‘Kaçmayı başardım’
Patlama sırasında fabrikada çalışan ve yara almadan kurtulmayı başaran Faik Gün vukuat anını şöyle anlattı: “Ben hadise anında fabrikada ip sarıyordum. Ben de patlamaları duydum. Dışarıya çıkma bahtım olmadı. Sonra art taraftan kaçtık. Kimi vatandaşları da kaçırdık. Patlama çok güçlüydü. Birinci evvel ne olduğunu anlayamadım. Ben çıkarken içeride kalanlar vardı. Patlamalar depoların tarafından gelmişti. Sesler o denli geldi.”
‘Fındık kolları mekana serildi’
48 yaşındaki Bedri Arş, eşi Ayfer Arş’ı hastane önünde bekliyor. Patlama anında fabrikanın 4 kilometre dışında fındık bahçesinde çalıştığını belirten Bedri Arş, “Patlama olduğunda fındık ağaçlarının kolları noktalara yattı, kalktı. Ardıma bomba düştü sandım. Başımı kaldırıp baktığımda fabrikadan köyün yarısı kadar dumanlar yükseliyordu, o anda eşim aklıma geldi. Çabucak eşimi aramaya fabrikaya gittim. Lakin hala patlamalar oluyordu, yaklaşamadık. Daha sonra hastaneye kaldırdıklarını öğrendim” dedi.
‘Patlama personel kaynaklı’
Fabrika sahibinin oğlu Hüseyin Can Coşkun da patlama sırasında 2. kattaki yönetim kısmında çalışıyordu. Coşkun, şu tabirleri kullandı: “Patlamanın tesiriyle noktaya düştüm, onu hatırlıyorum. Daha sonra masaya yapıştım, oraya saklandım. Ellerime cam kesimleri battı. Birinci başta dışarı çıkamadım, merdivenin önü kapanmıştı. Tuvalete girdim, kapısını kendime siper ettim. Orada bir müddet bekledim. Bu sırada patlama devam ediyordu. 6-7 kez daha patlama oldu.
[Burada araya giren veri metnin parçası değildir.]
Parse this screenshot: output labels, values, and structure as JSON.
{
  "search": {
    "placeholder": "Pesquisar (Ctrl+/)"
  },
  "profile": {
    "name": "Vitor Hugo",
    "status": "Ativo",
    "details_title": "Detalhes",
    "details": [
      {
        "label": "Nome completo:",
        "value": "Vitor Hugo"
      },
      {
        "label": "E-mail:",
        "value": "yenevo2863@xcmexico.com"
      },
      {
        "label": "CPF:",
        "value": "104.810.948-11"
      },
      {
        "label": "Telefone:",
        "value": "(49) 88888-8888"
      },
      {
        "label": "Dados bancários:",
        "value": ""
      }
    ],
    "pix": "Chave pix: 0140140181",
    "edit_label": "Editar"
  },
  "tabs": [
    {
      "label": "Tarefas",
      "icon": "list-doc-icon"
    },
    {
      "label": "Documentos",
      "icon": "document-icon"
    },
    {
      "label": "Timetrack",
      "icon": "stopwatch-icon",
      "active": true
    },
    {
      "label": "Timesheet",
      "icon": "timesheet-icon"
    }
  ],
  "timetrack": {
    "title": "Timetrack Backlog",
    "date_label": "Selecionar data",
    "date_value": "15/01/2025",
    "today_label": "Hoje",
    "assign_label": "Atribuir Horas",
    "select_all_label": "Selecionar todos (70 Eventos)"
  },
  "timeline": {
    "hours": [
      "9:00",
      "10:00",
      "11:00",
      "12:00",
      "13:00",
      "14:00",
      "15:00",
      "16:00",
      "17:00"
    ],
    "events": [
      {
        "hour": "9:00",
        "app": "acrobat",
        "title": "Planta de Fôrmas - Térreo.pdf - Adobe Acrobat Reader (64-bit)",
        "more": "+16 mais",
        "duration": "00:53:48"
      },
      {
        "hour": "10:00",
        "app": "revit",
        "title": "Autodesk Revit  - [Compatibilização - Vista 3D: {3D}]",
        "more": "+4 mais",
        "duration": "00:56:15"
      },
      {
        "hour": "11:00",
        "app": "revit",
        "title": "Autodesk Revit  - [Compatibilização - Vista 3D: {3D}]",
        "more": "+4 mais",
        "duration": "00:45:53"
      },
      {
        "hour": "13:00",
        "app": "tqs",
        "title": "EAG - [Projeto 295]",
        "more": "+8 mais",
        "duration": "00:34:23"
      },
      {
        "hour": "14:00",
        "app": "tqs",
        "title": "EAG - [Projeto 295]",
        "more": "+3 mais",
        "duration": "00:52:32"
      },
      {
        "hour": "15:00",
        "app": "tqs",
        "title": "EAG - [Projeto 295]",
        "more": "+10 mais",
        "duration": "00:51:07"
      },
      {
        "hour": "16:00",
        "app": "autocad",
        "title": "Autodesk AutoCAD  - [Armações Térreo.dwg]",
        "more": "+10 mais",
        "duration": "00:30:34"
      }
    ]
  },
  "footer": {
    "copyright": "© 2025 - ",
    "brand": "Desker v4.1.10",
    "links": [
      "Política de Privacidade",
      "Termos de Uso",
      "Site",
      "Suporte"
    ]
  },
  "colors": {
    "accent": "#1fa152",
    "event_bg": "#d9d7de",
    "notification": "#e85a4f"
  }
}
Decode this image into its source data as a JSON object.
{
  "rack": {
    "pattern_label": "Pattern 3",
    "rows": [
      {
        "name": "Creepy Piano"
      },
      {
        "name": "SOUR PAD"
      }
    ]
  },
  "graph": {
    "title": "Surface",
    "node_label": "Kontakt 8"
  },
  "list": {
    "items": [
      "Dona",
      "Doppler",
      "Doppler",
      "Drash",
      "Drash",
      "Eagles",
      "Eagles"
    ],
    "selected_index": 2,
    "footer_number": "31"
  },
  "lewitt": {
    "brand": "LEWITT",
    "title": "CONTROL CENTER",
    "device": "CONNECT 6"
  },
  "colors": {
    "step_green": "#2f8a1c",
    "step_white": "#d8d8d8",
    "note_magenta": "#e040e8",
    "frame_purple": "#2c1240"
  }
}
Daha sonra sesler azalınca merdivenin önündeki modülleri kaldırdım, aşağı indim. Binadaki birkaç kimseyle birlikte art camdan çıktık. 170’e yakın personel içerdeydi. 2009 ve 2014’te de patlamalar olmuştu. Umumide çalışanlardan kaynaklı oluyor, patlamaların hepsi öyleydi. Fakat bu hepsinden çok daha büyüktü.”
‘20 kilometreden duydum’
Patlamada yaralanan iki kardeşini hastane önünde bekleyen Turgay Şengül, “Patlama mahalline 20 kilometre uzaktaydık. Sesini duydum. Fabrikada patlama olduğunu öğrenince acilen kardeşlerime aradım. İkisi de telefonunu açtı. Hastaneye kaldırıldıklarını öğrendim. Buraya geldim. Patlamanın şiddetinden fabrikanın çatısı havaya uçunca, başlarına modüller düşmüş” dedi.
‘Patlamaların en büyüğüydü’
11 yıldır fabrikada çalışan Nermin Arş, “İlk patlamada başımıza tavan olduğu üzere düştü. Ateşler yükseliyordu. Ayağa kalkamadım. Emekleyerek dışarı çıktım. Bu fabrikadaki bütün patlamalarda çalışıyordum. Bu en büyüğüydü” diye konuştu. Orhan Arş ise kahvede oturduğunu belirterek, “Patlama o kadar yüksekti ki bir anda elimden demlik düştü. Cehennem alanı gibiydi” dedi.